The food arrived and whilst I we weren't expecting a high standard it still fell short of hitting the mark. My mezze had a few highlights such as fresh baked pitta bread and a tasty potato croquetas but the hummus was a pale imitation, the falafel were like little marbles, the refried beans and rice wrapped in cabbage leaf were just confusing and tasteless. For Julie, her chicken tagine was ok but more Chinese than Moroccan smothered in a sauce similar to Hoi Sin.

They added insult to the crime against our taste buds when they overcharged for our meal by $5. It wasn't much but it was just a little annoying, especially as it was the second time today. My mezze should have been $4 but they had written $9 on the bill. Judging by their reaction when I spotted their error I somehow suspected a scam going on. In a very dimly lit restaurant a four and a nine look conveniently similar when scribbled down messily on a piece of paper .

It was all sorted out in the end without incident.

We were about to walk back inside the hotel for an early night when we heard loud music coming from down Calle Obispo. We both looked at each other waiting for the other one to suggest that we should ignore common sense and instead party the night away. It took us two seconds to agree and we carried on walking down the street to Cafe Paris.

There was a great live band inside playing some really cool music. They were called Corazones de Fuego.

Outside there was a small crowd of locals dancing, having a great time for free! Inside was absolutely packed but we squeezed our way between the tables and got the last seats in the house.

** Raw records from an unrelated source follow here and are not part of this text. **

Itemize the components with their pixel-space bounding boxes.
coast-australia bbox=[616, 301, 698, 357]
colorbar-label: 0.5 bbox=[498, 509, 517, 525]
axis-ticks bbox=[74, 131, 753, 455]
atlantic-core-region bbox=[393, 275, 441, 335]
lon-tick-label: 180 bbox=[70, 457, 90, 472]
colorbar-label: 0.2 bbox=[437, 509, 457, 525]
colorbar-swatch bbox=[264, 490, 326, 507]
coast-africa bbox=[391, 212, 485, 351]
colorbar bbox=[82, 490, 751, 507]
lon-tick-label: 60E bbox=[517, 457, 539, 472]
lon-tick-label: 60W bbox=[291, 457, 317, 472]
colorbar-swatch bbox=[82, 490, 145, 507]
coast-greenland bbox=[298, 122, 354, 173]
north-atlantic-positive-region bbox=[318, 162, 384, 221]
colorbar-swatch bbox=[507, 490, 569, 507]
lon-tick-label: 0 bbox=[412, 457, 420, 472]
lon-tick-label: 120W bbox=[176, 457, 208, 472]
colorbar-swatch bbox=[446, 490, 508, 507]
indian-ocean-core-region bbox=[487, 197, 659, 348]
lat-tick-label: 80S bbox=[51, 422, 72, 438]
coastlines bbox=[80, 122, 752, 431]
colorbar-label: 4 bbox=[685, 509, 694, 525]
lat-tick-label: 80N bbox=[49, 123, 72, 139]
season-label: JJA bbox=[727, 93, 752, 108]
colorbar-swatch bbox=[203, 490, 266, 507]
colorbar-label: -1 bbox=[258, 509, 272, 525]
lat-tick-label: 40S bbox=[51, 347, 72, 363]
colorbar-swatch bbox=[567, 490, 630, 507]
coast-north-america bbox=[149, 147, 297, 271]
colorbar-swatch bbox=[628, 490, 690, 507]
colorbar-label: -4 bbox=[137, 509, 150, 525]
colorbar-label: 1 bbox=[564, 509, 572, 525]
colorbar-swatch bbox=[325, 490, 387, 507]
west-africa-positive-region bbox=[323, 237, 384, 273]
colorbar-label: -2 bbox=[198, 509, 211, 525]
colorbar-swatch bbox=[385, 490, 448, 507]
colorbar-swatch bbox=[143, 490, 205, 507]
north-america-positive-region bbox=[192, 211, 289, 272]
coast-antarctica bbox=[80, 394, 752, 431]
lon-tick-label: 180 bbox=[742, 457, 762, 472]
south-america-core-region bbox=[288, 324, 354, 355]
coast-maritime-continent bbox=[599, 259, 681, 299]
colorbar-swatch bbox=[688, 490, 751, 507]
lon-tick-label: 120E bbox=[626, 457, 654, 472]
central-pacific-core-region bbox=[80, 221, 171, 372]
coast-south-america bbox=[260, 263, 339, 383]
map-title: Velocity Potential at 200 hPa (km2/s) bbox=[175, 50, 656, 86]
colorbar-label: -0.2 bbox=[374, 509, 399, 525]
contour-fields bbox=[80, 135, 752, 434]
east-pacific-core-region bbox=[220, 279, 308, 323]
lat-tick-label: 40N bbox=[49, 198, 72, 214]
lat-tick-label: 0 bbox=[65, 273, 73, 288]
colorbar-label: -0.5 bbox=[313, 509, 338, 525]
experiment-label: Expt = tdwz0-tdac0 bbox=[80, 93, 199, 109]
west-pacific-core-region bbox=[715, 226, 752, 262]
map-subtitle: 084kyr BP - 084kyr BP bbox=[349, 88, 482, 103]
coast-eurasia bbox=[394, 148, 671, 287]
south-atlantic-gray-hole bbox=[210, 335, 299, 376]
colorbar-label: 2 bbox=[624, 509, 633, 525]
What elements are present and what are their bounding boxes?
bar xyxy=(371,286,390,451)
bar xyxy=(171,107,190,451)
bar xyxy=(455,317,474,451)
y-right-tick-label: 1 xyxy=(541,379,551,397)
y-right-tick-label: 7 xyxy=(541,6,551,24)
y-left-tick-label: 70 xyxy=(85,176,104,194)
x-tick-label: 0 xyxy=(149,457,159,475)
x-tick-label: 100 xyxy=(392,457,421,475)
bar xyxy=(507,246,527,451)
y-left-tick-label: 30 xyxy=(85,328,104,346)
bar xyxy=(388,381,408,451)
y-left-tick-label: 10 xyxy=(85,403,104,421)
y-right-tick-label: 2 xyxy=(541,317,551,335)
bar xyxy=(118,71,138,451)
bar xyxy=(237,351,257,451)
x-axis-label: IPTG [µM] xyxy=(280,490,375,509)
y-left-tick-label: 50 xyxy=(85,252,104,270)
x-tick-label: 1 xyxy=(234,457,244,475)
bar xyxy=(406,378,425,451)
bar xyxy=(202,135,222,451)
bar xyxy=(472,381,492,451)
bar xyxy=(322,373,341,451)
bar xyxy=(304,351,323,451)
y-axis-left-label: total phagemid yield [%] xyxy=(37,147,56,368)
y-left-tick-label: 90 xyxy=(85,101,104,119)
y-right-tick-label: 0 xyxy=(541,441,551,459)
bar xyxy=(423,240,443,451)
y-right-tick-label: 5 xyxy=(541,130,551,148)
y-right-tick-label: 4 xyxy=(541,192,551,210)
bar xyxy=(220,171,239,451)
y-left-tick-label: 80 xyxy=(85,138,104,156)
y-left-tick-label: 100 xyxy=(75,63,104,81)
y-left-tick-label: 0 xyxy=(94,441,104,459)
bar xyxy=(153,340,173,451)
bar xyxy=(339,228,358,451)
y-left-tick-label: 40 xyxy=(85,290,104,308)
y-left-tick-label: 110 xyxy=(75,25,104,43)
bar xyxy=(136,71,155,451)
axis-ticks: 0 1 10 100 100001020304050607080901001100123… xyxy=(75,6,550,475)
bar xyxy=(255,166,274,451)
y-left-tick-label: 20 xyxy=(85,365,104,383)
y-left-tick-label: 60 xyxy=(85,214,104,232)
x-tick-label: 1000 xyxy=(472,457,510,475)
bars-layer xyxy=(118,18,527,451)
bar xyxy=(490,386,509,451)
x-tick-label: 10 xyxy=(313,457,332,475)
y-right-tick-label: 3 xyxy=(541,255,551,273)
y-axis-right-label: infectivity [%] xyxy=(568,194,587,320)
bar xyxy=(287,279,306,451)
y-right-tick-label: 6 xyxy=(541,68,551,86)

We had to share a table with another couple. Within two minutes they had left but not before telling us they were from Ottawa in Canada, that he was a blacksmith and they were on their way to a Jazz night somewhere else. My God they could talk! We were relieved when they left.

"OK, bye then"

Just as we settled down with a mojito and listen to the band they played their last song!

They all downed tools and their bongo player came around the tables to collect tips or if you liked them enough you could by their CD for $10. Fortunately they were only taking a break and after ten minutes they were back for another set of catchy songs.

After a Spanish couple and then a German couple came and went another couple joined us. They were from Norwich in the UK, although with their broad Och-aye-da-noo accents they were obviously Scottish. They were of retirement age, in their late sixties and were having a blast. They were off dancing next after Cafe Paris.

They were having so much fun. Superb.

We both looked at each other hoping the other one didn't suggest we'd join them. We'd had a long day and were ready to bring it to a close. It was almost midnight and we'd done well to stay the course.